Dos colégios ninguém fala, os do senhor cardeal levaram as gorjetas desejadas e o movimento morreu, um sinal que deveria ser muito preocupante para a Igreja. Se tendo conseguido os seus objectivos a Igreja calou o movimento amarelo isso permite sugerir que foi a Igreja que oi instigou o manipulou em favor dos seus interesses financeiros. A verdade é que nada justifica que o cardeal que se manifestou tão indignado em defesa ao suposto direito à liberdade de escolha se tenha calado tão depressa quando esse direito foi assegurado na cidade de Fátima. Fica-se com a sensação de que Fátima é território libertado e agora resta-nos esperar que a Assunção Cristas em vez de se candidatar à autarquia de Lisboa se candidate a autarca de Fátima.

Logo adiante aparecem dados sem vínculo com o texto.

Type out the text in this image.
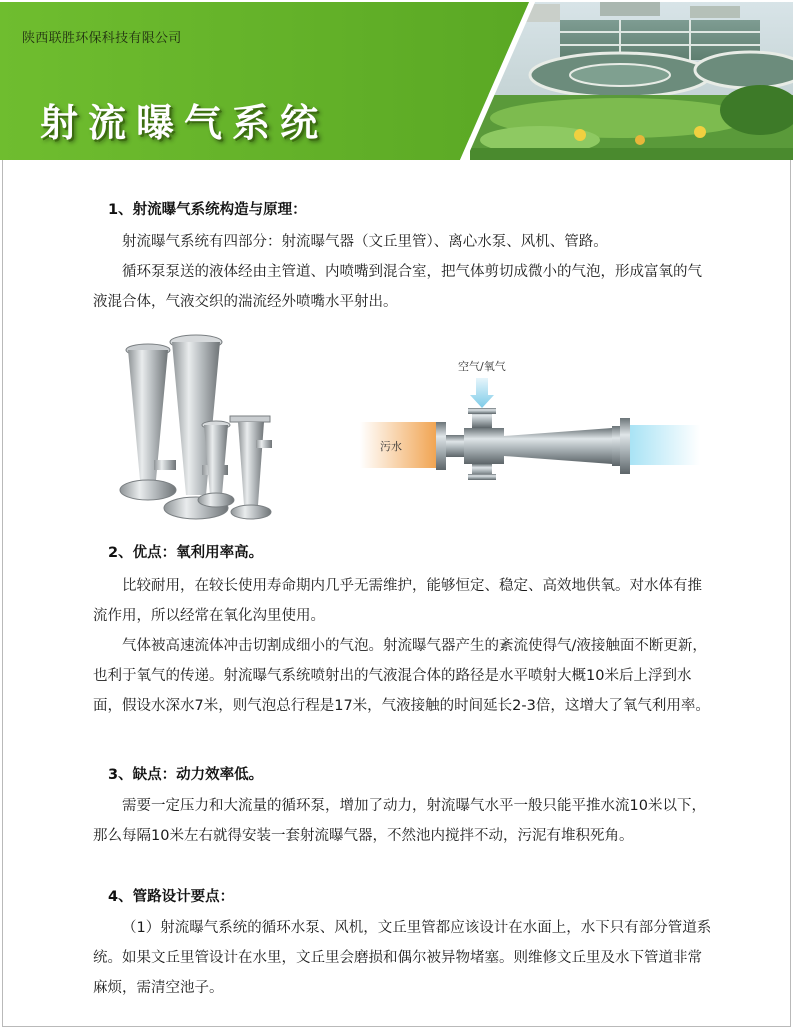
陕西联胜环保科技有限公司
射流曝气系统
1、射流曝气系统构造与原理：
射流曝气系统有四部分：射流曝气器（文丘里管）、离心水泵、风机、管路。
循环泵泵送的液体经由主管道、内喷嘴到混合室，把气体剪切成微小的气泡，形成富氧的气液混合体，气液交织的湍流经外喷嘴水平射出。
空气/氧气
污水
2、优点：氧利用率高。
比较耐用，在较长使用寿命期内几乎无需维护，能够恒定、稳定、高效地供氧。对水体有推流作用，所以经常在氧化沟里使用。
气体被高速流体冲击切割成细小的气泡。射流曝气器产生的紊流使得气/液接触面不断更新，也利于氧气的传递。射流曝气系统喷射出的气液混合体的路径是水平喷射大概10米后上浮到水面，假设水深水7米，则气泡总行程是17米，气液接触的时间延长2-3倍，这增大了氧气利用率。
3、缺点：动力效率低。
需要一定压力和大流量的循环泵，增加了动力，射流曝气水平一般只能平推水流10米以下，那么每隔10米左右就得安装一套射流曝气器，不然池内搅拌不动，污泥有堆积死角。
4、管路设计要点：
（1）射流曝气系统的循环水泵、风机，文丘里管都应该设计在水面上，水下只有部分管道系统。如果文丘里管设计在水里，文丘里会磨损和偶尔被异物堵塞。则维修文丘里及水下管道非常麻烦，需清空池子。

Na política a coisa não está melhor e quando o governo negoceia em Bruxelas uma solução para a capitalização da CGD, por cá a direita atira merda para a ventoinha, uma situação complexa na TAP, um despedimento colectivo ou mesmo um grande buraco vnha a calhar. A direita que pediu ajuda à Europa para impedir uma solução parlamentar democrática, é a mesma direita que tem rezado para que venham sanções e agora espera que seja a CGD a dar-lhe crédito para se salvar. Enfim, um nojo esta direita do Passos.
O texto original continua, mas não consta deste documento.